—Mon père me connaît, monsieur, dit M. de Villefort, il sait que sa volonté sera sacrée pour moi; d’ailleurs il comprend que dans ma position je ne puis plaider contre les pauvres.»

L’œil de Noirtier exprima le triomphe.

«Que décidez-vous, monsieur? demanda le notaire à Villefort.

—Rien, monsieur, c’est une résolution prise dans l’esprit de mon père, et je sais que mon père ne change pas de résolution. Je me résigne donc. Ces neuf cent mille francs sortiront de la famille pour aller enrichir les hôpitaux; mais je ne céderai pas à un caprice de vieillard, et je ferai selon ma conscience.»

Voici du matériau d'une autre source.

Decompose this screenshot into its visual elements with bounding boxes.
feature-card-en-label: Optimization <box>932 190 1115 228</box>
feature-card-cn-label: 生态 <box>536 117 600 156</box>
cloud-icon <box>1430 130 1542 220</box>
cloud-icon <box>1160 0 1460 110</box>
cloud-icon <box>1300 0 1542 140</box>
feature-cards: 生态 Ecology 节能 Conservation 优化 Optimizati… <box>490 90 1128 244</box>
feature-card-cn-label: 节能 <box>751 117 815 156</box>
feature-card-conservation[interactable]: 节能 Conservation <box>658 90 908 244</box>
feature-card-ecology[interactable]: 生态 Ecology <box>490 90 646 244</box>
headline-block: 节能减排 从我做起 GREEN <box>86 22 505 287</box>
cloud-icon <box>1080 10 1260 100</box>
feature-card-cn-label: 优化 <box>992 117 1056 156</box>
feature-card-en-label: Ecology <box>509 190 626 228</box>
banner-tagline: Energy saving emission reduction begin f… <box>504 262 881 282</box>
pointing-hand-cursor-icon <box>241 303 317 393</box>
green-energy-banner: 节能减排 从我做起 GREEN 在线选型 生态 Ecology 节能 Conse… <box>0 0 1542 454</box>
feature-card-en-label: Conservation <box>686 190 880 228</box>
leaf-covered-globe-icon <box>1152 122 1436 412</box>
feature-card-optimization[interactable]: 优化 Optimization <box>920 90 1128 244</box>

Et Villefort se retira avec sa femme, laissant son père libre de tester comme il l’entendrait.

Le même jour le testament fut fait; on alla chercher les témoins, il fut approuvé par le vieillard, fermé en leur présence et déposé chez M. Deschamps, le notaire de la famille.


[LX]

[Le télégraphe.]

M. et Mme de Villefort apprirent, en rentrant chez eux, que M. le comte de Monte-Cristo, qui était venu pour leur faire visite, avait été introduit dans le salon, où il les attendait; Mme de Villefort, trop émotionnée pour entrer ainsi tout à coup, passa par sa chambre à coucher, tandis que le procureur du roi, plus sûr de lui-même, s’avança directement vers le salon.